We introduce and study q -randomized Robinson–Schensted–Knuth (RSK) correspondences which interpolate between the classical ( q=0 ) and geometric q \nearrow1 ) RSK correspondences (the latter ones are sometimes also called tropical). For 0<q<1 our correspondences are randomized, i.e., the result of an insertion is a certain probability distribution on semistandard Young tableaux. Because of this randomness, we use the language of discrete time Markov dynamics on two-dimensional interlacing particle arrays (these arrays are in a natural bijection with semistandard tableaux). Our dynamics act nicely on a certain class of probability measures on arrays, namely, on q -Whittaker processes (which are t=0 versions of Macdonald processes of Borodin–Corwin [8]). We present four Markov dynamics which for q=0 reduce to the classical row or column RSK correspondences applied to a random input matrix with independent geometric or Bernoulli entries. Our new two-dimensional discrete time dynamics generalize and extend several known constructions. (1) The discrete time q -TASEPs studied by Borodin–Corwin [7] arise as one-dimensional marginals of our „column" dynamics. In a similar way, our“row" dynamics lead to discrete time q -PushTASEPs – new integrable particle systems in the Kardar–Parisi–Zhang universality class.
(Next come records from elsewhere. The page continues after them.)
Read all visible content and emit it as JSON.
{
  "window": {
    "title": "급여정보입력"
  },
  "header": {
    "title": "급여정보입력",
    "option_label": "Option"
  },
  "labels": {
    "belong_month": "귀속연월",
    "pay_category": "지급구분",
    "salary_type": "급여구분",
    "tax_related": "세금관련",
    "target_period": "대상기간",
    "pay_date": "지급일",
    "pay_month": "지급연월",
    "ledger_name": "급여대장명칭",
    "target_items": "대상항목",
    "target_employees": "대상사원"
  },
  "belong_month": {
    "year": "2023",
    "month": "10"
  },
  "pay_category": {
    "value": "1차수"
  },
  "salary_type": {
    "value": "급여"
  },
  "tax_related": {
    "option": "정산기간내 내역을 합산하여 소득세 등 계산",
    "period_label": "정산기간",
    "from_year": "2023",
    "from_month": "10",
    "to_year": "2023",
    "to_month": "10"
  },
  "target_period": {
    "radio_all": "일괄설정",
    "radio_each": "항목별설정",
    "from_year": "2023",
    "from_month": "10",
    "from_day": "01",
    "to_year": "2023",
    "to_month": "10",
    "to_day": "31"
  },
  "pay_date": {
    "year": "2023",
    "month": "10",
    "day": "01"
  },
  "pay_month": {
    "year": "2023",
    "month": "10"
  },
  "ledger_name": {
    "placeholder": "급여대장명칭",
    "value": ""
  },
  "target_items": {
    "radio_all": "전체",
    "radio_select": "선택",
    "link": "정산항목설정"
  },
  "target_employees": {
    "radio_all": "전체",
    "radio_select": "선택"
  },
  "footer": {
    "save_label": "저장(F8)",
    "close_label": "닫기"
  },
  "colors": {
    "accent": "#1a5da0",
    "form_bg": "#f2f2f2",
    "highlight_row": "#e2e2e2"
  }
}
We employ these new one-dimensional discrete time systems to establish a Fredholm determinantal formula for the two-sided continuous time q -PushASEP conjectured by Corwin–Petrov [23]. (2) In a certain Poisson-type limit (from discrete to continuous time), our two-dimensional dynamics reduce to the q -randomized column and row Robinson–Schensted correspondences introduced by O’Connell–Pei [59] and Borodin–Petrov [15], respectively. (3) In a scaling limit as q\nearrow1 , two of our four dynamics on interlacing arrays turn into the geometric RSK correspondences associated with log-Gamma (introduced by Seppäläinen [70] or strict-weak (introduced independently by O’Connell–Ortmann [58] and Corwin–Seppäläinen–Shen [25] directed random lattice polymers.